Unlisted Equity Shares Meaning
As said, the shares of the companies that are not listed formally on a stock exchange are known as unlisted equity shares. These companies are not yet in compliance with the rules to get listed on a stock exchange and become public. Some popular names in this regard are Jio, Ola, etc.
These shares/securities are available to trade over-the-counter markets, and hence, also known as over-the-counter or OTC securities.
Risks Associated with Unlisted Shares
The risks associated with trading/investing in unlisted equity shares are different from the listed shares. Since the market of unlisted equity shares is not regulated, there is a bit of lack of transparency and higher chances of manipulation by intermediaries.
However, considering the fact that unlisted equity shares are generally traded only by big companies, institutional investors, big brokerage firms, etc., the risks associated with trading in such securities get minimized.
The real problem lies with the intermediaries who often manipulate investors and scam their money. But this hurdle too can be very well avoided, if one chooses a reputed and trusted intermediary to buy/sell unlisted equity shares.
Besides the risks related to the unlisted equity shares market being unregulated, the other and also the main risk is with the investment itself. Investments in unlisted equity shares are usually made with the hope that the company will get listed in the future and its shares’ prices will increase substantially.

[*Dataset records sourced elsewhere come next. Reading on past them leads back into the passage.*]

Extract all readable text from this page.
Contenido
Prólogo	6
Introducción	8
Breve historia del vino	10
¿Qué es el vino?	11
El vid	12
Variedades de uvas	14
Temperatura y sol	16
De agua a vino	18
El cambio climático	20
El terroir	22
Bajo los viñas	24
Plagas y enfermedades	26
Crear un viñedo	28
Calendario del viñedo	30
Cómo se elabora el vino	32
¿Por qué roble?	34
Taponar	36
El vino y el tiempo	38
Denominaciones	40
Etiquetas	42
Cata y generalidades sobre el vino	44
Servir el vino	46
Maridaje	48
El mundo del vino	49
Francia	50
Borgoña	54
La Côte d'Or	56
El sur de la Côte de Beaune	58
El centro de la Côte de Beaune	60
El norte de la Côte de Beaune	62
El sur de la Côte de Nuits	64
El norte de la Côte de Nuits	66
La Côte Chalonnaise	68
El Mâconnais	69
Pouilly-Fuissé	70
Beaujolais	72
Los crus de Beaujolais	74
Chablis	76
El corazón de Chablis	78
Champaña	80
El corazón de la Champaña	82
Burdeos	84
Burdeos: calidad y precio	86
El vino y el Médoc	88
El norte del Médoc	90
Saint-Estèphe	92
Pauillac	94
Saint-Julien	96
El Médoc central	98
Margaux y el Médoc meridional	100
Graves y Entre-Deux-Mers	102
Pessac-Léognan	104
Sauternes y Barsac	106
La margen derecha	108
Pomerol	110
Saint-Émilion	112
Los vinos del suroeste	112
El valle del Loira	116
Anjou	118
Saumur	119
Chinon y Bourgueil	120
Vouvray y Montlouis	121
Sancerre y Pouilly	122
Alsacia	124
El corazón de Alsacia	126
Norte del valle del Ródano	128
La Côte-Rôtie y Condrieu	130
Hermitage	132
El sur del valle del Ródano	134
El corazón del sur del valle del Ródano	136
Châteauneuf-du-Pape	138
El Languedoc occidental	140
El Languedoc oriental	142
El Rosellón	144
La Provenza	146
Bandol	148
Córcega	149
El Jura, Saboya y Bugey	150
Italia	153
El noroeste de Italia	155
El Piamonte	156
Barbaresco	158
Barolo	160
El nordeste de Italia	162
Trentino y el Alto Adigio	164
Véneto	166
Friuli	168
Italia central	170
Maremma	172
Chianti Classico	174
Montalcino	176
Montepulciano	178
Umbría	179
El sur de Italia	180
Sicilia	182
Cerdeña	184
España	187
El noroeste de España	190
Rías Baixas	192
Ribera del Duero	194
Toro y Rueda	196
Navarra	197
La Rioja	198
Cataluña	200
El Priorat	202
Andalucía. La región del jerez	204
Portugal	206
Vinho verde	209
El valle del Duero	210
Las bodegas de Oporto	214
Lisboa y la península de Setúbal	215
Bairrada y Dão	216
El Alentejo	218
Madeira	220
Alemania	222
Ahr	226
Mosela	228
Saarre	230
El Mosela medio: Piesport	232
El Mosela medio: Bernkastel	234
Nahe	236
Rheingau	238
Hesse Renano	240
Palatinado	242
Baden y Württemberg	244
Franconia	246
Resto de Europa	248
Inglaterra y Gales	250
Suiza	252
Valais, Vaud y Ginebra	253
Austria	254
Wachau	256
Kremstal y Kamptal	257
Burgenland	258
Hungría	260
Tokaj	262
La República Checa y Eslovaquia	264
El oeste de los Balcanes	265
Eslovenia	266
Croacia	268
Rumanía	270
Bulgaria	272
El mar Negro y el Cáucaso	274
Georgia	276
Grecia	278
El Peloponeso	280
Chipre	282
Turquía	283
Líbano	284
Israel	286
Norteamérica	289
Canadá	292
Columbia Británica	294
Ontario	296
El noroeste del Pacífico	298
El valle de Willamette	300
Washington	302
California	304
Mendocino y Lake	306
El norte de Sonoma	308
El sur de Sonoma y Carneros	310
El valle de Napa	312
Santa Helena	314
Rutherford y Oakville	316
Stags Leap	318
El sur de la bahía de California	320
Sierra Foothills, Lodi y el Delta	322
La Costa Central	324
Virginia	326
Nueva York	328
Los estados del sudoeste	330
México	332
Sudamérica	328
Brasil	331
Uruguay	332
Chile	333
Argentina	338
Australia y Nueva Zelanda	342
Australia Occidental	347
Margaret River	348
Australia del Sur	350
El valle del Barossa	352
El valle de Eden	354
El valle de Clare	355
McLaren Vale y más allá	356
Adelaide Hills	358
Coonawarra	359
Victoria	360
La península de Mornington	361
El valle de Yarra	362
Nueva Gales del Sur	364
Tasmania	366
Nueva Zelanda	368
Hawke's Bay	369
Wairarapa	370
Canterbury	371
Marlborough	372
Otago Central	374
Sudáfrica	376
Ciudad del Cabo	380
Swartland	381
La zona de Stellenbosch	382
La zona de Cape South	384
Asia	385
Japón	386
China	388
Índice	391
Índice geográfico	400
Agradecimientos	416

But no one knows whether the company is going to get listed or it will succumb to nothing. And even if it is going to get public, the worry remains whether shares’ prices will increase or not. Hence, it is always necessary to do an in-depth analysis of the company’s business and a forecast of its performance in the coming years.
Only by doing proper research about the unlisted company, you can earn higher returns by investing in unlisted equity shares.
How Unlisted Equity Shares are Valued/Priced?
Unlike listed equity shares, the price of unlisted equity shares is not determined by demand and supply created by investors/traders. There is no such concept of market price in unlisted equity shares meaning as they are not tarded publicly on a stock exchange.